Yıllar önceydi. Kilis'te görevime başladığım ilk günler. Beyaz örtüleriyle papatya tarlasında ders işliyormuşum havası veren bir sınıf manzarası. Çakmak çakmak gözler "hadi bize bir şeyler anlat" dercesine üzerime yürüdü. Zaten içimizde patlamaya hazır büyük bir volkan "Allah ne verdiyse" girdik söze. Dersimin olduğu her vakit heyecanla girerdim o sınıfa. Sezon bir bitti ve ben tayinimi Yüksek Lisans yaptığım Uludağ Üniversitesi İlahiyat Fakültesi vesilesi ile Bursa'ya istemiştim.

Ardımda bıraktığım onca öğrencimin içlerinden biri -ismini de anayım burada Hatice Nur Tekçe- yazdığı mektupta söyleyip geçtiğim hayat prensiplerimden birini zikretmişti. "Geldiniz, ilk dersinizde bizi sarsan o cümleleri söylediniz, vermek istemeseydi, istemek vermezdi." Çok şaşırdıklarını, akıllarının almadığını yazmıştı mektubunda. Arşivimde uzun yıllardan beri saklarım onun nazik ve narin mektuplarını.

Genellikle tasavvufi bir kültür ortamında kullanılır bir cümledir bu. Ancak kişisel gelişim konuları içinde zikredilirse çok da abes kaçmayan bir cümledir aynı zamanda. Çağdaş ve modern dünya bireyin isteklerini ön plana çıkarır. İnsanı yüceltir ve kendi kararlarına saygı duymaktan dem vurur. "İnsan düşünceden ibarettir gerisi et ve kemiktir" der Mevlana. Özgür birey neyi nasıl isteyeceğini kendi belirler. İyi güzel de bu o kadar kolay mıdır?

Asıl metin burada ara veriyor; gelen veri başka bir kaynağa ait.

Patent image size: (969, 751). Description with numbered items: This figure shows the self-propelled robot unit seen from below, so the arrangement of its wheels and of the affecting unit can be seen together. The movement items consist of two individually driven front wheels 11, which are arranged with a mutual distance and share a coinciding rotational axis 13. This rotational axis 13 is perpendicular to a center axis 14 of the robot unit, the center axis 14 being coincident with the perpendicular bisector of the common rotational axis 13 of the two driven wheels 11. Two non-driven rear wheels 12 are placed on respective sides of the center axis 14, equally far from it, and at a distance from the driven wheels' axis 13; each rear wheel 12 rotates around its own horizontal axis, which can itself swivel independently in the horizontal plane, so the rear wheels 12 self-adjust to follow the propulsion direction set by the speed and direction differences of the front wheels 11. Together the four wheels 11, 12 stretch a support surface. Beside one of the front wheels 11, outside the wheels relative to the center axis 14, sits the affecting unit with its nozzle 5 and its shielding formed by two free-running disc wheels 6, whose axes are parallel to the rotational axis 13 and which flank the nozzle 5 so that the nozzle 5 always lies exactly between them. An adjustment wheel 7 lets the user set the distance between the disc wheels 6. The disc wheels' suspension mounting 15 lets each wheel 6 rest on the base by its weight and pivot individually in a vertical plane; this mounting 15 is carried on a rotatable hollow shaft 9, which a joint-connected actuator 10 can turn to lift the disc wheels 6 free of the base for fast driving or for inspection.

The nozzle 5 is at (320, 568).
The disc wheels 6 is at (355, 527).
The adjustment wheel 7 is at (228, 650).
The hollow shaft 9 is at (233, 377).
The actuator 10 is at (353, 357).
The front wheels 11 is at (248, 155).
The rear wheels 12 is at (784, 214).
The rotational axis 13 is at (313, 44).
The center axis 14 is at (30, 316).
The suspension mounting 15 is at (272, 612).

Özgür bir dünya ve bu kadar propaganda ve reklam saldırısı altında şahsi düşüncelerini açıklamak ve söylenmeyenin varlığından sormak zordur. Deveye sormuşlar ya hani? "Yokuş mu çıkmak istersin yoksa bayır aşağı iniş mi?" Yüklü bir deve için her ikisi de zordur. Bundan sonra "Düz yola ne oldu?" demiş deve. Bir deve kadar da olamıyoruz demeyeceğim, merak buyurmayınız.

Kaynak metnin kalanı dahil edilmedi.